This is the repository of the ISMIR paper, dPLP: A Differentiable Version of Predominant Local Pulse Estimation. In the following, we provide the scripts for training the models, inferencing, peak-picking, and evaluation.
- Datasets: as mentioned in the paper, this repo also includes 100 pop tracks from GTZAN[1] for the experiments, organized as follows:
- dataset/gtzan:
- downbeats: the beat/downbeat annotations
- audio: please upload the gtzan audio files to this folder following the naming of ./dataset/gtzan/audio/audio_files.txt
- train-info: the train/test/valid splits
- dataset/gtzan:
- Scripts: All .py scripts can be run directly at this project folder. See the following sections for the orders and purposes of them.

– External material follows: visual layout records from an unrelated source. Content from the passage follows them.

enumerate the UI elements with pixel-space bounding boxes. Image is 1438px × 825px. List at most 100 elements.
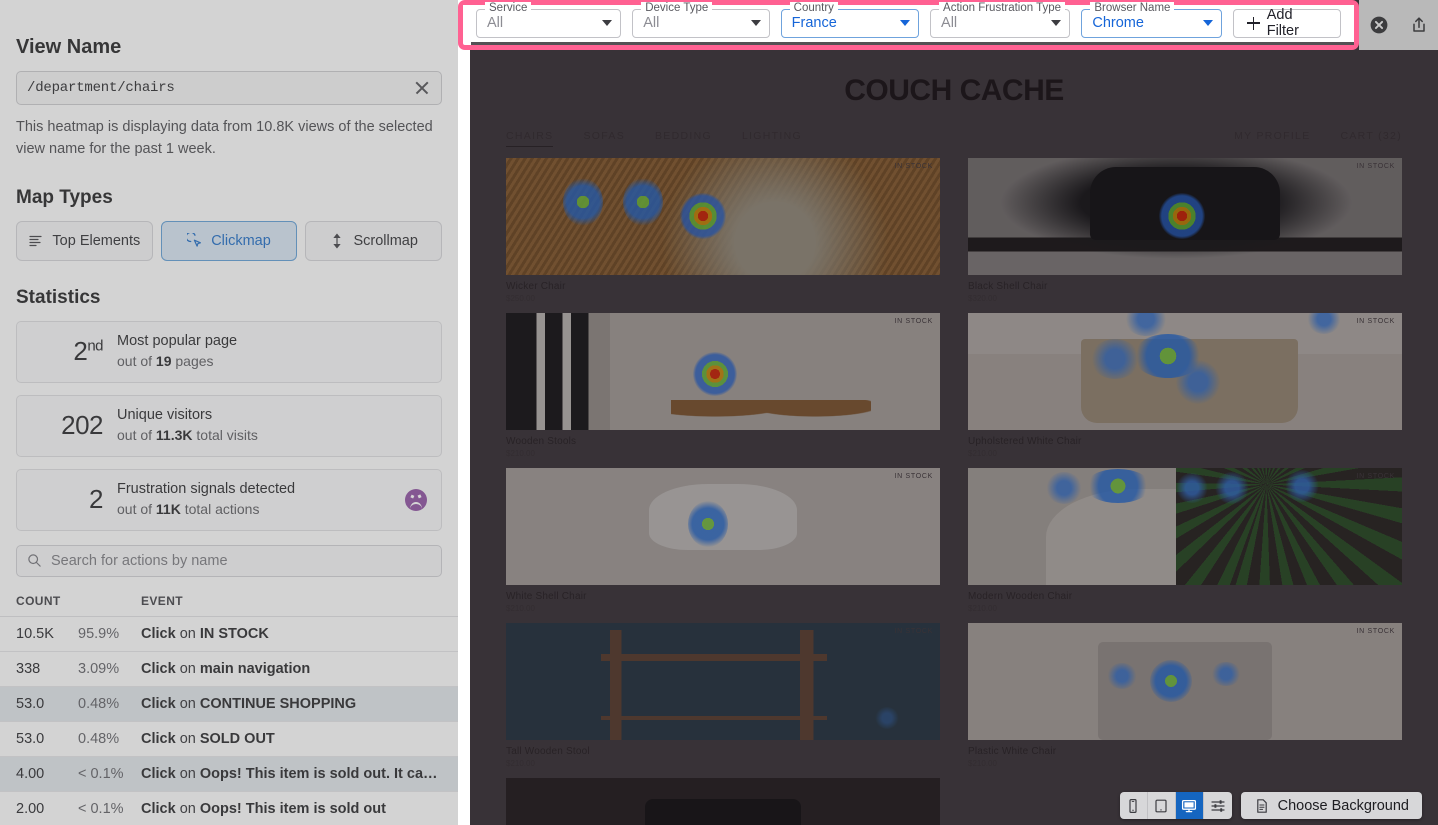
product-thumbnail[interactable]: IN STOCK xyxy=(506,623,940,740)
filter-browser-name[interactable]: Browser Name Chrome xyxy=(1081,1,1222,38)
chevron-down-icon[interactable] xyxy=(1202,20,1213,26)
heatmap-description: This heatmap is displaying data from 10.… xyxy=(16,119,433,157)
search-icon xyxy=(28,554,41,567)
product-name: Plastic White Chair xyxy=(968,746,1057,757)
product-thumbnail[interactable]: IN STOCK xyxy=(968,158,1402,275)
product-thumbnail[interactable]: IN STOCK xyxy=(506,158,940,275)
chevron-down-icon[interactable] xyxy=(900,20,911,26)
row-percent: 3.09% xyxy=(78,660,120,677)
filter-value: All xyxy=(487,15,504,31)
filter-bar-highlight: Service All Device Type All Country Fran… xyxy=(458,0,1359,50)
product-thumbnail[interactable]: IN STOCK xyxy=(968,623,1402,740)
map-type-top-elements[interactable]: Top Elements xyxy=(16,220,153,261)
nav-item-lighting[interactable]: LIGHTING xyxy=(742,130,802,142)
map-type-clickmap[interactable]: Clickmap xyxy=(160,220,298,261)
device-mobile-button[interactable] xyxy=(1119,792,1148,819)
product-thumbnail[interactable]: IN STOCK xyxy=(968,468,1402,585)
product-card[interactable]: IN STOCK White Shell Chair $210.00 xyxy=(506,468,940,613)
add-filter-button[interactable]: Add Filter xyxy=(1232,7,1342,39)
search-placeholder: Search for actions by name xyxy=(51,552,228,569)
map-type-scrollmap[interactable]: Scrollmap xyxy=(305,220,443,261)
statistics-heading: Statistics xyxy=(16,286,101,308)
product-price: $210.00 xyxy=(968,449,997,458)
stat-subtitle: out of 19 pages xyxy=(117,352,214,369)
product-name: Tall Wooden Stool xyxy=(506,746,590,757)
chevron-down-icon[interactable] xyxy=(602,20,613,26)
filter-device-type[interactable]: Device Type All xyxy=(632,1,770,38)
nav-item-sofas[interactable]: SOFAS xyxy=(583,130,625,142)
filter-value: All xyxy=(643,15,660,31)
device-settings-button[interactable] xyxy=(1203,792,1232,819)
rendered-website: COUCH CACHE CHAIRS SOFAS BEDDING LIGHTIN… xyxy=(470,56,1438,825)
product-price: $210.00 xyxy=(968,759,997,768)
view-name-input[interactable]: /department/chairs xyxy=(16,71,442,105)
share-upload-icon[interactable] xyxy=(1409,15,1429,35)
filter-action-frustration-type[interactable]: Action Frustration Type All xyxy=(930,1,1071,38)
row-count: 4.00 xyxy=(16,765,45,782)
table-row[interactable]: 338 3.09% Click on main navigation xyxy=(0,652,458,687)
row-percent: < 0.1% xyxy=(78,800,124,817)
table-row[interactable]: 4.00 < 0.1% Click on Oops! This item is … xyxy=(0,756,458,792)
product-grid: IN STOCK Wicker Chair $250.00 IN STOCK B… xyxy=(506,158,1402,825)
map-type-label: Clickmap xyxy=(211,232,271,249)
filter-service[interactable]: Service All xyxy=(476,1,622,38)
table-header: COUNT EVENT xyxy=(0,587,458,617)
stock-badge: IN STOCK xyxy=(1356,473,1395,480)
view-name-value: /department/chairs xyxy=(27,80,175,96)
product-card[interactable]: IN STOCK Black Shell Chair $320.00 xyxy=(968,158,1402,303)
nav-item-my-profile[interactable]: MY PROFILE xyxy=(1234,130,1310,142)
product-price: $210.00 xyxy=(506,604,535,613)
stat-subtitle: out of 11K total actions xyxy=(117,500,260,517)
product-card[interactable]: IN STOCK Wicker Chair $250.00 xyxy=(506,158,940,303)
filter-bar: Service All Device Type All Country Fran… xyxy=(463,1,1354,45)
product-photo xyxy=(968,313,1402,430)
product-photo xyxy=(506,778,940,825)
close-circle-icon[interactable] xyxy=(1369,15,1389,35)
clear-icon[interactable] xyxy=(413,79,431,97)
table-row[interactable]: 53.0 0.48% Click on SOLD OUT xyxy=(0,722,458,757)
filter-country[interactable]: Country France xyxy=(780,1,920,38)
filter-label: Browser Name xyxy=(1090,1,1175,14)
table-row[interactable]: 2.00 < 0.1% Click on Oops! This item is … xyxy=(0,792,458,825)
add-filter-label: Add Filter xyxy=(1266,7,1299,39)
product-card[interactable]: IN STOCK Tall Wooden Stool $210.00 xyxy=(506,623,940,768)
vertical-arrows-icon xyxy=(333,232,342,249)
row-count: 53.0 xyxy=(16,730,45,747)
nav-item-cart[interactable]: CART (32) xyxy=(1341,130,1403,142)
product-card[interactable]: IN STOCK Modern Wooden Chair $210.00 xyxy=(968,468,1402,613)
device-tablet-button[interactable] xyxy=(1147,792,1176,819)
stock-badge: IN STOCK xyxy=(894,473,933,480)
nav-item-chairs[interactable]: CHAIRS xyxy=(506,130,554,147)
chevron-down-icon[interactable] xyxy=(1051,20,1062,26)
choose-background-button[interactable]: Choose Background xyxy=(1240,792,1422,819)
stat-value: 2nd xyxy=(73,336,103,366)
document-icon xyxy=(1256,798,1267,813)
nav-item-bedding[interactable]: BEDDING xyxy=(655,130,712,142)
product-price: $210.00 xyxy=(506,449,535,458)
cursor-click-icon xyxy=(187,232,202,247)
product-thumbnail[interactable] xyxy=(506,778,940,825)
filter-label: Country xyxy=(789,1,838,14)
product-thumbnail[interactable]: IN STOCK xyxy=(968,313,1402,430)
search-actions-input[interactable]: Search for actions by name xyxy=(16,544,442,577)
row-count: 338 xyxy=(16,660,41,677)
product-thumbnail[interactable]: IN STOCK xyxy=(506,313,940,430)
sliders-icon xyxy=(1210,799,1225,812)
stock-badge: IN STOCK xyxy=(1356,628,1395,635)
product-card[interactable]: IN STOCK Upholstered White Chair $210.00 xyxy=(968,313,1402,458)
list-icon xyxy=(29,235,43,246)
heatmap-viewport: COUCH CACHE CHAIRS SOFAS BEDDING LIGHTIN… xyxy=(470,0,1438,825)
sidebar-panel: View Name /department/chairs This heatma… xyxy=(0,0,458,825)
chevron-down-icon[interactable] xyxy=(750,20,761,26)
product-name: Modern Wooden Chair xyxy=(968,591,1073,602)
table-row[interactable]: 10.5K 95.9% Click on IN STOCK xyxy=(0,617,458,652)
product-thumbnail[interactable]: IN STOCK xyxy=(506,468,940,585)
product-card[interactable]: IN STOCK Plastic White Chair $210.00 xyxy=(968,623,1402,768)
tablet-icon xyxy=(1155,799,1167,812)
device-desktop-button[interactable] xyxy=(1175,792,1204,819)
product-card[interactable]: IN STOCK Wooden Stools $210.00 xyxy=(506,313,940,458)
column-header-count: COUNT xyxy=(16,594,61,608)
product-card-partial[interactable] xyxy=(506,778,940,825)
table-row[interactable]: 53.0 0.48% Click on CONTINUE SHOPPING xyxy=(0,686,458,722)
product-name: Black Shell Chair xyxy=(968,281,1048,292)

- Run the following scripts following the order, you may train your own models of SFX, M1, M2, M3. These scripts will create a folder at ./experiments/ and save the trained models. One version of the pretrained models are also provided at ./pretrained
- train-sfx.py: train the spectral flux model using the train/test/valid split in dataset/gtzan/train-info.
- train-M1.py: train M1 model using the same train/test/valid split mentioned above.
- train-M2.py: train the M2 model using the same train/test/valid split mentioned above. Note that M2 requires a pretrained SFX (directory should be specified at line 328).
- train-M3.py: train the spectral flux model using the same train/test/valid split mentioned above.
- The following scripts will create a folder at dataset/gtzan/novelty save the corresponding generated novelty functions.
- inference-dSFX.py: derive beat novelty functions using the initial/trained dSFX models.
- inference-dPLP.py: derive beat novelty functions using the trained M1, M2, and M3 models.
genPLP4comparison.py: This script reads the novelty functions generated by the trained SFX model (using inference-dSFX.py) and generate argmax PLP and softmax PLP curves. The generated PLP curves will be saved in a newly created folder at ./datasets/gtzan/plp-curves.
- The following scripts read novelty functions, apply peak picking to derive beat estimates.
- peak-picking-plpcompare.py: This script reads all PLP curves saved at ./datasets/gtzan/plp-curves, applies peak picking, and saves the beat estimates at ./datasets/gtzan/beat_estimations_plpcompare.
- peak-picking.py: This script reads all novelty functions saved in ./dataset/gtzan/novelty and applies peak picking to derive corresponding beat estimates. Estimates will be saved to ./dataset/gtzan/beat_estimations.
evaluate.py: This script reads beat estimates and save all the result at ./evaluation accordingly. You may modify the directories to evaluate beat estimates of argmax/softmax PLP.
This project is licensed under the MIT License - see the LICENSE file for details.
[1] G. Tzanetakis and P. Cook, “Musical genre classification of audio signals,” IEEE Trans. Speech and Audio Processing, vol. 10, no. 5, pp. 293–302, 2002.